Ci sono film che equivalgono a pranzi in cui le portate si susseguono a ritmo incalzante. Alla fine, rimpinzati a dovere, i commensali non sanno rispondere alla domanda più semplice su che cosa abbiano mangiato. Nope è bulimicamente tutto questo. Si parte da una citazione biblica poco comprensibile tratta dal libro di Naum e si salta di palo in frasca alla storia del cinema, perché i protagonisti si ritengono discendenti del fantino ritratto da Eadweard Muybridge, autore del primo studio sulle immagini in movimento.

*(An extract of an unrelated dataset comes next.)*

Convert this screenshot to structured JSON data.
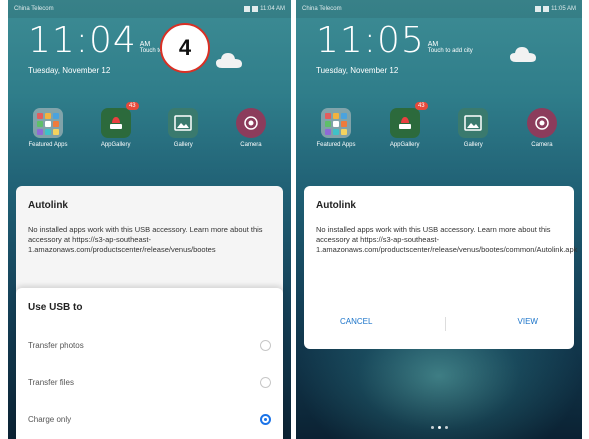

C'è il sapore horror di un intreccio parallelo e la fantascienza simboleggiata da un ufo da rispedire alla sua dimensione galattica, attraverso un trucco spettacolare che rende appariscente il film. E c'è soprattutto l'orgoglio black di Jordan Peele che sembra voler fare film solo per la comunità nera. Questo è il motivo per cui Nope rischia di penalizzare anche lui. Non è razzismo dire che al cinema vanno tutti, ma i bianchi, nei suoi set, non sembrano avere diritto di cittadinanza. E se c'è un alto grado di spettacolarità che non può essere dimenticato in sede di valutazione, c'è anche una frattura tra la prima e la seconda parte che sembrano due film distinti, racchiusi sotto lo stesso titolo.
Due fratelli, OJ ed Emerald, hanno ereditato un ranch in California dove allevano cavalli poi venduti a un ex attore, divenuto proprietario di un parco divertimenti in stile western. Ed ecco comparire una nuova chiave di lettura. La loro vita viene totalmente sconvolta quando una serie di fatti inspiegabili hanno come teatro proprio la loro fattoria ad Agua Dolce. Sarà l'inizio di uno studio che conduce lontano i protagonisti mentre gli spettatori si ritrovano rapiti e attoniti davanti alle meraviglie fantascientifiche della scenografia, senza troppo capire dell'ora e mezzo precedente.
Ma tant'è. Non chiedete a Peele di fare - o semplicemente imitare - ciò che hanno fatto Kubrick e Spielberg. Siamo su pianeti differenti dove non c'è ufo o Et che arrivi o traghetti. La classe non è impalpabile atmosfera.